Goldmanites Fall Out of the 1%

Investment bankers are making less, but don't expect Occupy Wall Streeters to be happy.

Goldman CEO Lloyd Blankfein is cutting pay
FORTUNE -- The 99% may soon have some new members - employees of Goldman Sachs.
The average compensation at Goldman (GS) is likely to fall by nearly $100,000 by the end of next year as new regulations, fewer deals and legal payouts hurt the firm's profitability. That's the conclusion of a recent report from a European division of rival JPMorgan Chase (JPM).
As recently as two years ago, Goldman's annual pay, which includes everyone from the people who work in the firm's IT department to CEO Lloyd Blankfein, had averaged $412,000. That salary put employees of the elite investment bank solidly in the top 1% of all earners in the United States. Last year, the cut off for the 1% was $368,000.
MORE: Forget 4 years ago: We're worse off than in 2011
But by the end of next year, though, analysts at JPMorgan Cazenove expect compensation at Goldman to average just $314,000. That will bump the average Goldmanite all the way down to near the bottom of the top 2% of all U.S. earners. The cut off for the 98% tops out at around $290,000.
Needless to say, this is not nearly the crushing blow to the Masters of the Universe that some hoped the financial crisis would be. And remember this is average compensation.

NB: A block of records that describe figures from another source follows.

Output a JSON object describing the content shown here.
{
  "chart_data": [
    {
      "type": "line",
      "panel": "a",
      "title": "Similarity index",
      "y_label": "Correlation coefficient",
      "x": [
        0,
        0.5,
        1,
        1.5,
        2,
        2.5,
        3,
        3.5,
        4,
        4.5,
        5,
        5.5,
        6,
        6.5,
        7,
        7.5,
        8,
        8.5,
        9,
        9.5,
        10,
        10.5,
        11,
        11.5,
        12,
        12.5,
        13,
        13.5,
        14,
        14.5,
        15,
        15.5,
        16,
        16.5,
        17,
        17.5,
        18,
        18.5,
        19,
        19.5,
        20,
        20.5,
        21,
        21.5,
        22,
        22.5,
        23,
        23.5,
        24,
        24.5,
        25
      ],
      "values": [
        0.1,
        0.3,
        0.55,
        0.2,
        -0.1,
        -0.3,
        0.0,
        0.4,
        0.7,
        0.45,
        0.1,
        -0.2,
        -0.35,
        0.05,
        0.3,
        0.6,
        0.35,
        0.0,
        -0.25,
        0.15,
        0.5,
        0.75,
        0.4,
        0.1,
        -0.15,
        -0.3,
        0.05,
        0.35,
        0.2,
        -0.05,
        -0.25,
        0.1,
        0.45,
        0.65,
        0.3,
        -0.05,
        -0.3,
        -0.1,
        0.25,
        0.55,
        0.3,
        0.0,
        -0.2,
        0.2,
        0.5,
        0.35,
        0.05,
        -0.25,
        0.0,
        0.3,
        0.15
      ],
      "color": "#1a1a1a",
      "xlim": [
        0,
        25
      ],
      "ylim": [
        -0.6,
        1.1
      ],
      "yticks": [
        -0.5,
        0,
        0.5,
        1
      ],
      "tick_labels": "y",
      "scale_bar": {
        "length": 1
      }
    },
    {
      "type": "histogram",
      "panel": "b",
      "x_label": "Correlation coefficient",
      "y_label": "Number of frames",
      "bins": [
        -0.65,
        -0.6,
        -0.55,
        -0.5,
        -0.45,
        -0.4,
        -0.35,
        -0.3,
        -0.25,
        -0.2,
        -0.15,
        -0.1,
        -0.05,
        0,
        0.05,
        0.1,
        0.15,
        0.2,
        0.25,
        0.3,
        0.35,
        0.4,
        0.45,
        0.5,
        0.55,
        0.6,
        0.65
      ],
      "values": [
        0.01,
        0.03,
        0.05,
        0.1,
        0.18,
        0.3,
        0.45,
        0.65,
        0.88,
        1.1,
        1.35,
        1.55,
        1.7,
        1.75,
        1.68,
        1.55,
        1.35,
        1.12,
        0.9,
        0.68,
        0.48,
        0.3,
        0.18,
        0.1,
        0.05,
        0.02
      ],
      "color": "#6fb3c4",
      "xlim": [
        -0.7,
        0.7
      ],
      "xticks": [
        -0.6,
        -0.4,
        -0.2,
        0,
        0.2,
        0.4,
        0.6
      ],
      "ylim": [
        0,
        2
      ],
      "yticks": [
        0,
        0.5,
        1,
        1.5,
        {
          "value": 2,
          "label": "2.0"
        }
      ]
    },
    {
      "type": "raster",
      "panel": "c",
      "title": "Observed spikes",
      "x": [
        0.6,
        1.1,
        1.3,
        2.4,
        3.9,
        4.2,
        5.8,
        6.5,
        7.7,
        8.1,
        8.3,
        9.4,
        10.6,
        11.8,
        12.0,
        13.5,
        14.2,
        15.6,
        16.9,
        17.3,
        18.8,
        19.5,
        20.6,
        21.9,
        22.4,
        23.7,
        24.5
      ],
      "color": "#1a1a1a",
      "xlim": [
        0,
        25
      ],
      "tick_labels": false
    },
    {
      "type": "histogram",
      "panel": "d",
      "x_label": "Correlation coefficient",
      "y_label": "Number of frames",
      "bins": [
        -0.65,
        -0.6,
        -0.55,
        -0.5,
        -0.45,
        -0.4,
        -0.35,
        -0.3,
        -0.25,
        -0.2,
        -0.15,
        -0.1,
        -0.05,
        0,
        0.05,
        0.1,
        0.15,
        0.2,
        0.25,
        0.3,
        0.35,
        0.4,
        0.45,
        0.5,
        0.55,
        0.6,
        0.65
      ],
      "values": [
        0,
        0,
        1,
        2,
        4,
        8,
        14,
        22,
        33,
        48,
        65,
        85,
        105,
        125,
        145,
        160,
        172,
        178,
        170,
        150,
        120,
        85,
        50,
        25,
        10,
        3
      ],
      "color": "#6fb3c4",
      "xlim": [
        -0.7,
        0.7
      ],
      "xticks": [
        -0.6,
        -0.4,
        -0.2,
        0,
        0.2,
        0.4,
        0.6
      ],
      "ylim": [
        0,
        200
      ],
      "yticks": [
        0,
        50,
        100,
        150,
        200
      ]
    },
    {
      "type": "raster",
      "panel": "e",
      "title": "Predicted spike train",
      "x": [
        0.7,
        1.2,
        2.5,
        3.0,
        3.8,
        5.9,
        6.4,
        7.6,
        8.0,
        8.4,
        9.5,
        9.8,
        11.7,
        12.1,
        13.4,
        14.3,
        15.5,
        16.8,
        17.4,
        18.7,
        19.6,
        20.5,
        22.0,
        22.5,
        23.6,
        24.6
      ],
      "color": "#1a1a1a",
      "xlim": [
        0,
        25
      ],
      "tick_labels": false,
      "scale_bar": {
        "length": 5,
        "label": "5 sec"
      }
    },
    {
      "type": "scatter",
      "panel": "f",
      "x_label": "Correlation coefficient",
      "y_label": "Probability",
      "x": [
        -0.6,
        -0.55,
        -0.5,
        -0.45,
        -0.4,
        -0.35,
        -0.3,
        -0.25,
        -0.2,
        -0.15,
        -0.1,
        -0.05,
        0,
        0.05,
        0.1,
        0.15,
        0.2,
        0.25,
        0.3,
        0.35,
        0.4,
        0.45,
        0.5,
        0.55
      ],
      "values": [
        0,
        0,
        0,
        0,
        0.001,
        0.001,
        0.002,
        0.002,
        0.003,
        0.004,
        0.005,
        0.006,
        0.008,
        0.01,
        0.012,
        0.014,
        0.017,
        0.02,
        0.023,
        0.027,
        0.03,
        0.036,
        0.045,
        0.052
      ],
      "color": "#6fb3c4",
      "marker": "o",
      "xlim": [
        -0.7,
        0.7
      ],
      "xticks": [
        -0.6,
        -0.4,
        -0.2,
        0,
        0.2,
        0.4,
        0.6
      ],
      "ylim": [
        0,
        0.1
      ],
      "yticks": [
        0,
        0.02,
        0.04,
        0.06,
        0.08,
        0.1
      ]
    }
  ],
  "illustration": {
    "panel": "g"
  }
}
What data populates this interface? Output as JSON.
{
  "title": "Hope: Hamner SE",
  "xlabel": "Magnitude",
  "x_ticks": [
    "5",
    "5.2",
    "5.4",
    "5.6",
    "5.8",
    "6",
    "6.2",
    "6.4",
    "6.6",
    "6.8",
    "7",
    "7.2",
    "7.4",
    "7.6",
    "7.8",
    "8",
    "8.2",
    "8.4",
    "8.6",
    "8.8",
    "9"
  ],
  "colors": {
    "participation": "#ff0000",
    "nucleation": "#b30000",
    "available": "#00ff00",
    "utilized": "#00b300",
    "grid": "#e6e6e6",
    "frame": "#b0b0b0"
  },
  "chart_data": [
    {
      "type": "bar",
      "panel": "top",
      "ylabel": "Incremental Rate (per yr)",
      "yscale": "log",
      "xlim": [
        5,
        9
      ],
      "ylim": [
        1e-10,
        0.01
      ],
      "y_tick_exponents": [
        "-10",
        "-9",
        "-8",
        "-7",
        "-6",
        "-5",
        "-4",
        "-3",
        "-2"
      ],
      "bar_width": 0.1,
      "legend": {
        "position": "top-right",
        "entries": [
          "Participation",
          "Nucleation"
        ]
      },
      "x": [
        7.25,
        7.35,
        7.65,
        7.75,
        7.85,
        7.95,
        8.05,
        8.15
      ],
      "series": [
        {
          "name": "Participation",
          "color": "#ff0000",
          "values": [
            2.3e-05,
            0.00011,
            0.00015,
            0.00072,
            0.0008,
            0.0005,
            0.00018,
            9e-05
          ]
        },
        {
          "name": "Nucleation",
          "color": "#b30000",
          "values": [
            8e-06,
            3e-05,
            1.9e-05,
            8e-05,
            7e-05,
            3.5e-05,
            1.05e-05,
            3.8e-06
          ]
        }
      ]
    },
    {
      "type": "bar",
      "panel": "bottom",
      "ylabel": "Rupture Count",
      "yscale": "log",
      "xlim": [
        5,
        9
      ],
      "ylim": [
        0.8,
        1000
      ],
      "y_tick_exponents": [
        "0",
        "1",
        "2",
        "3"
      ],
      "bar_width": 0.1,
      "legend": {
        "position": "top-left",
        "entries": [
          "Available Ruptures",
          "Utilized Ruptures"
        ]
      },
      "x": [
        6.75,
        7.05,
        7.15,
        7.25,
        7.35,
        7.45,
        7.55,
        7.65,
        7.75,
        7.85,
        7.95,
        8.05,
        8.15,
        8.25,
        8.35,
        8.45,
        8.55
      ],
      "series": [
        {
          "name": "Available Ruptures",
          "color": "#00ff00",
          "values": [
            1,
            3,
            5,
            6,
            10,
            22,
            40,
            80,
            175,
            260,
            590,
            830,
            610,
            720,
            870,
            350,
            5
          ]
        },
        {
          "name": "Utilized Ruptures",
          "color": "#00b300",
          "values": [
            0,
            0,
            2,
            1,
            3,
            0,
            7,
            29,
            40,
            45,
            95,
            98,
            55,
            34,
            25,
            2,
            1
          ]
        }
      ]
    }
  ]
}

There are still plenty of Goldman bankers who make millions. Blankfein was paid $12 million for 2011.
Back in 2008 and 2009, though, there was talk that the near collapse of Wall Street, and the fact that the government had to come to the rescue, would force financial firms to rethink how, and how much, they pay their employees. Washington appointed a pay czar. The Federal Reserve instituted new rules. Clawback provisions became the norm.